Já a Apple (AAPL34), que chegou a ser vista como atrasada na corrida da IA, passou a ganhar força com a expectativa de monetizar a tecnologia dentro de seu ecossistema de produtos e serviços.
“Apple era vista como retardatária na corrida da IA porque não estava gastando para desenvolver modelos, mas agora o sentimento mudou”, disse Toni Meadows, chefe de investimentos da BRI Wealth Management, à Reuters.
Segundo a executiva, a Apple (AAPL34) está menos exposta à intensidade de investimentos em capital e melhor posicionada para monetizar IA por meio de serviços, fidelização do ecossistema e atualizações de hardware.
Siri e iPhone entram no centro da tese
Parte dessa mudança de percepção vem da aposta da Apple (AAPL34) em inteligência artificial embarcada em seus próprios dispositivos. No mês passado, a companhia lançou uma reformulação da Siri, sua assistente virtual, em uma tentativa de reduzir a distância para rivais de tecnologia e startups de IA.
A lógica do mercado é que a base de usuários do iPhone pode se transformar em uma vantagem competitiva. Quanto mais útil e personalizada for a experiência de IA dentro dos aparelhos, maior pode ser o potencial de retenção de clientes e geração de receita em serviços.

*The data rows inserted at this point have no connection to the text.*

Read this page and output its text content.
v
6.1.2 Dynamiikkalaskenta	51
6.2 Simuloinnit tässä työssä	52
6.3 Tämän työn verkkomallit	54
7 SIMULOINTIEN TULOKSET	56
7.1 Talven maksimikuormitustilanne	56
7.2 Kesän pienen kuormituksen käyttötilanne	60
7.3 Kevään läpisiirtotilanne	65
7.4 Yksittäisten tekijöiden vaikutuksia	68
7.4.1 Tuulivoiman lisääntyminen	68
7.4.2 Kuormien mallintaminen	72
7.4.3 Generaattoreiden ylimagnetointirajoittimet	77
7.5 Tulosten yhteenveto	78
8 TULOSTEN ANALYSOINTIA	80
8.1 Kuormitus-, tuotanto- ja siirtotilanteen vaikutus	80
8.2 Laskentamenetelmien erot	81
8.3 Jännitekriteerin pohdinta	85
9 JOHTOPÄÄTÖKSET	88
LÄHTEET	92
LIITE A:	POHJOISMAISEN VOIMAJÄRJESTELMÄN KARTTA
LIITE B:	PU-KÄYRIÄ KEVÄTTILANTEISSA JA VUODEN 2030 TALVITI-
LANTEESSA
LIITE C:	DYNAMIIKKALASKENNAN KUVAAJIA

Ao mesmo tempo, a Reuters pondera que a Nvidia (NVDC34) ainda segue como participante central da inteligência artificial, já que seus processadores gráficos continuam alimentando boa parte da expansão da IA generativa.
No caso da Apple (AAPL34), a retomada do posto de empresa mais valiosa do mundo não elimina a disputa com a Nvidia (NVDC34), mas mostra uma mudança importante no humor do mercado: a corrida da IA não está mais concentrada apenas nos chips.